しかし、これにはたぶん良い部分と悪い部分があった。我々「デザイン部屋」で選ばれたエントリーの中でも、「いやこれ、広告の人が上手にビデオつくってるだけなんじゃないの?」みたいな感じで、いつもだったら私が率先して突っ込んで顰蹙を買いそうなツッコミが、他の審査員からどんどん出てくる。そして事務局と一緒に様々な裏取りが進んでいく。

これだけ厳密に見たうえで評価するんだったら、それはまあ、獲得するのが世界一大変なレベルであると言えるBlack Pencilたる所以にもなってくるのは理解できた。

ところが、部屋が分かれているから、文化が違う人たちが相互にお互いの領域の作品に疑問を呈したり、客観的に評価することができなくなってしまう傾向も、それはそれで生まれてしまうのだ。デザイン部屋における広告disも、デザイン部屋の中では自浄作用たりえるが、広告部屋には届かないし、広告部屋の方々はそれはそれで言い分があるはずだがその声は他の部屋には届かない。

分けないと揉めてしまう部分があるからこうなっているところもあるのだろうと思う。しかし、これで本当に良いのだろうか、という感想は残った。

ともあれ、デザイン部屋での審査が始まる。各部門の審査員長が、各部門の受賞作品の応援演説を始める。私も、行きがかり上、もはやAppleの手先状態というか、頑張って、VisionOSの歴史的意義とか、この後に与える影響だったりとかをバーっと説明しまくった。行きがかりも行きがかりだが、天下のAppleの新しいOSが世界随一のデザイン賞で最高の評価を得られるかどうかが自分の演説に(一部)かかっている、みたいなよくわからない状況が発生してしまった。

結果、それは、そもそものVisionOSの力も当然あった上でうまく行って、VisionOSはBlack Pencilを獲得した。自分のプレゼン力不足のせいで獲得できなかったら申し訳ないレベルの素晴らしいエントリーではあるので、どうにかちゃんと仕事をやりきった感はある。

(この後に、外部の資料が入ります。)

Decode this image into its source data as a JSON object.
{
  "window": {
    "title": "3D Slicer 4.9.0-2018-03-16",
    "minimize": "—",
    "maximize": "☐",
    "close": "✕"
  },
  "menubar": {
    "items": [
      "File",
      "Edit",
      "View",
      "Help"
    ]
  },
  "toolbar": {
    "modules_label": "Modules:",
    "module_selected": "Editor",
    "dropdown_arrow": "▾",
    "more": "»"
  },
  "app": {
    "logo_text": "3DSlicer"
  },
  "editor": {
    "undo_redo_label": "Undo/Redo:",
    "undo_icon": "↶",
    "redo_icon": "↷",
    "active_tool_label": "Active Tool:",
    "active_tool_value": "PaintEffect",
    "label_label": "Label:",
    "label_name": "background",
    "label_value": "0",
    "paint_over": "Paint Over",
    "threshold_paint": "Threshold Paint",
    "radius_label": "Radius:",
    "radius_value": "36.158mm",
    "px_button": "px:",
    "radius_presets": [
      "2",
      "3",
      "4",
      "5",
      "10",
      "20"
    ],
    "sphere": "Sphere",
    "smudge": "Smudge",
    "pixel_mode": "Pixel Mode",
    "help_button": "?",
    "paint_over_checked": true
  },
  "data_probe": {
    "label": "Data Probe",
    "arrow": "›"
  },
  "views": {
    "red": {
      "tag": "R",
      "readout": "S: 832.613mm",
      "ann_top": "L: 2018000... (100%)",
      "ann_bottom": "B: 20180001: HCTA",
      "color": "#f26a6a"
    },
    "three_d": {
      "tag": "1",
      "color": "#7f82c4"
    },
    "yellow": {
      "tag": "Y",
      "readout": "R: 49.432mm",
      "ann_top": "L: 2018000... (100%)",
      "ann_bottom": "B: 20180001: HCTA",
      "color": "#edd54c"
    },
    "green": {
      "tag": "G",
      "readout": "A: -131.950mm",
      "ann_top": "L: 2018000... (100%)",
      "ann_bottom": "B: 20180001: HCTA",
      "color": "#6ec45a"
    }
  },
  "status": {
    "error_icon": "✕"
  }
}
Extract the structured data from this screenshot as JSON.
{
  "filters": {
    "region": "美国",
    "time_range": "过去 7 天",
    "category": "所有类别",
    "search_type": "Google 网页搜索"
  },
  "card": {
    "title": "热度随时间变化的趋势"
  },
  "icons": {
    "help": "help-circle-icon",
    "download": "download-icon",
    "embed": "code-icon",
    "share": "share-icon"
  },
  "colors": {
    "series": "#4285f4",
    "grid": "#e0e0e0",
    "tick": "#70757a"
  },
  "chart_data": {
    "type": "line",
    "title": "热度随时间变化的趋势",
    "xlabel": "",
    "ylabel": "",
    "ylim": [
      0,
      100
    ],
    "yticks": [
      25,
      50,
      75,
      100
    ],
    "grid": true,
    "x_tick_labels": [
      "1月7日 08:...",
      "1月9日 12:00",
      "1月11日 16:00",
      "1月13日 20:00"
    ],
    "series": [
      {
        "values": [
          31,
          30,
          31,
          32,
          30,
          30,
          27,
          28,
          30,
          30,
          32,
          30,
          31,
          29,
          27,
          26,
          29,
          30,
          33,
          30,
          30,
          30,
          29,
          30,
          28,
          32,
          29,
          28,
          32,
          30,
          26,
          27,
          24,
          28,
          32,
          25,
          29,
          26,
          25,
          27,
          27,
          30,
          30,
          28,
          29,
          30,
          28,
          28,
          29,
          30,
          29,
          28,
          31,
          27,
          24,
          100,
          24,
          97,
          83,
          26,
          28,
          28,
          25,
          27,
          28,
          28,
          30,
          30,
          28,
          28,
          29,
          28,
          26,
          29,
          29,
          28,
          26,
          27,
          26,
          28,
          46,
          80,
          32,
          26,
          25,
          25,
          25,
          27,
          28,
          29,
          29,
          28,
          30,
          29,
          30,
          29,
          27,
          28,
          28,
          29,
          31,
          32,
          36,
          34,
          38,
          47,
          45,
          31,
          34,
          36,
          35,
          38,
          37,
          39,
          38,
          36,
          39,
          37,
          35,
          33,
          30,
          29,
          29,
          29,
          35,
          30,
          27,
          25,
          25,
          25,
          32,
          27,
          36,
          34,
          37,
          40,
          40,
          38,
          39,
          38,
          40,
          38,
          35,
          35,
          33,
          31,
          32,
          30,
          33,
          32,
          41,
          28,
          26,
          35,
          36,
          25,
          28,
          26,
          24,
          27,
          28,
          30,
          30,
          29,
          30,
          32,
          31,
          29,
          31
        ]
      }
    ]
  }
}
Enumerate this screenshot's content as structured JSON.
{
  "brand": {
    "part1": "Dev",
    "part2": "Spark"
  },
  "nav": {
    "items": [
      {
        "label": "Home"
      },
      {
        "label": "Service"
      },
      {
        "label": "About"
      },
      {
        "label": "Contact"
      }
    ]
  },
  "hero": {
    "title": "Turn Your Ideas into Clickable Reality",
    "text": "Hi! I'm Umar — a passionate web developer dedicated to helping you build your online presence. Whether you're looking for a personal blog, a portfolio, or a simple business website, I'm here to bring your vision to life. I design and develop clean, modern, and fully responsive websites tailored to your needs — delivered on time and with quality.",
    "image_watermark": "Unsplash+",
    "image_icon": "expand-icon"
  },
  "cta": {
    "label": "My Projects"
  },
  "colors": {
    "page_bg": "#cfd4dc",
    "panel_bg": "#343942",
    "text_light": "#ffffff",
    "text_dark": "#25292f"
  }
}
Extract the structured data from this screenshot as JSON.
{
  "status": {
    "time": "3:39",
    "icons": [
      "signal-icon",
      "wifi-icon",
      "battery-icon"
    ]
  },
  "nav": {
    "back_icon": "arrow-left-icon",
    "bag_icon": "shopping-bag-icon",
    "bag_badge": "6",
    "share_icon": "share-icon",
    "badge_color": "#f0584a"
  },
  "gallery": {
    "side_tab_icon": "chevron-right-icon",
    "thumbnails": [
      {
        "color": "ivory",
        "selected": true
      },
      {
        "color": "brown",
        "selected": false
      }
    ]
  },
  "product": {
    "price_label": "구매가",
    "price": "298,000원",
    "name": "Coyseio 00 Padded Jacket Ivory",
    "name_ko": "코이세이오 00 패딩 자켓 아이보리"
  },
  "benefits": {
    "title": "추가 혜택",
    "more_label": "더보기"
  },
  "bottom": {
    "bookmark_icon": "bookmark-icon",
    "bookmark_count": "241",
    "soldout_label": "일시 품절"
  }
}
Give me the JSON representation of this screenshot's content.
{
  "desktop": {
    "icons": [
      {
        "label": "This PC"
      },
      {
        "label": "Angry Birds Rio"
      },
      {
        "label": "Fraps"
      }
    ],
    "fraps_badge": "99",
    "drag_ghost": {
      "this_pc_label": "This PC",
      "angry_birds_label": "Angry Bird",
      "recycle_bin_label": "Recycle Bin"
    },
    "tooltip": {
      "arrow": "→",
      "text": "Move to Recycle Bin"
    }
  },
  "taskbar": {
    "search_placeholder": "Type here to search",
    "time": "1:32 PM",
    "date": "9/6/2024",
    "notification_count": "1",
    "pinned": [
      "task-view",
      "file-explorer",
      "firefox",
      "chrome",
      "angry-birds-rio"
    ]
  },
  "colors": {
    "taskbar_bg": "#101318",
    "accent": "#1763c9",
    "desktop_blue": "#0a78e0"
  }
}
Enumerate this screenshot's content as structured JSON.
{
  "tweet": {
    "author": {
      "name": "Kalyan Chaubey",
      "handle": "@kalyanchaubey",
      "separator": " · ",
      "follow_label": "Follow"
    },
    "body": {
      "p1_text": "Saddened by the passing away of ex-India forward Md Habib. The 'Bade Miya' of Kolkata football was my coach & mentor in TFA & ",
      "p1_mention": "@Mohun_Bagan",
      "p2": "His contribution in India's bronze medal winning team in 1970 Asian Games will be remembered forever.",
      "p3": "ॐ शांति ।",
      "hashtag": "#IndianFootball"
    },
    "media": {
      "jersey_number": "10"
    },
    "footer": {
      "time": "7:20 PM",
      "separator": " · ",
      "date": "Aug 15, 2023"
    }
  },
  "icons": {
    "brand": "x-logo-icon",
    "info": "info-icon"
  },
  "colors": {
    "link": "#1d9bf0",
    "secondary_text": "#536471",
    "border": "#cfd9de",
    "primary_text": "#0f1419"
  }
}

しかし、それとは別に、Black Pencilの審査は、自分にとってそれはそれは幸福な時間だった。

ボイラー免許とBlack Pencil

何しろ、そこでは、世界のデザインをリードしてきたような人たちが、同じトピックに関して意見を真剣に交わしているのだ。その議論の中に身を置くことができるのは僥倖としか言いようがなかった。さすが、というのもおこがましい話だが、言ってることがいちいち勉強になる。

上述のように、私の部門で選ばれたものが議論の中心になる、という状態になったので、かなりいろんな説明をしないといけなかったんだが、本当は審査員長の皆様の会話を近くで聞いていたいくらいで、元々デザイナーワナビーだった人間としては、俺得としか言いようのない状況がそこにあった。

そんなわけで、細かい審査内容などはそのうちメディアとかでも出るような気がするのであんまりここでは書かないが、数日間にわたる審査員長のお役目が終了した。始まる前はまあまあドキドキだったが、終わってみれば、非常に素敵な加圧トレーニングだったと思う。

それなりにこの領域で長く働いているし、こういう賞の裏表も知らないわけではない。得る物があるんだろうか、と思っていた部分もあったが、得る物に満ち満ちていた。可愛い自分には旅というか冒険をさせるものだ、と思った。

一週間にわたるロンドンでの審査員長生活を経て今日から来週にかけて、ヨーロッパにいるついでにこのままヨーロッパのお客さんと打ち合わせしたり営業したりして帰る。忙しくしているうちに大相撲五月場所も終盤戦。毎朝早起きしてVPN挿して帯域制限みたいのと戦いながら変な時間に相撲観る日々ももうすぐ終わる。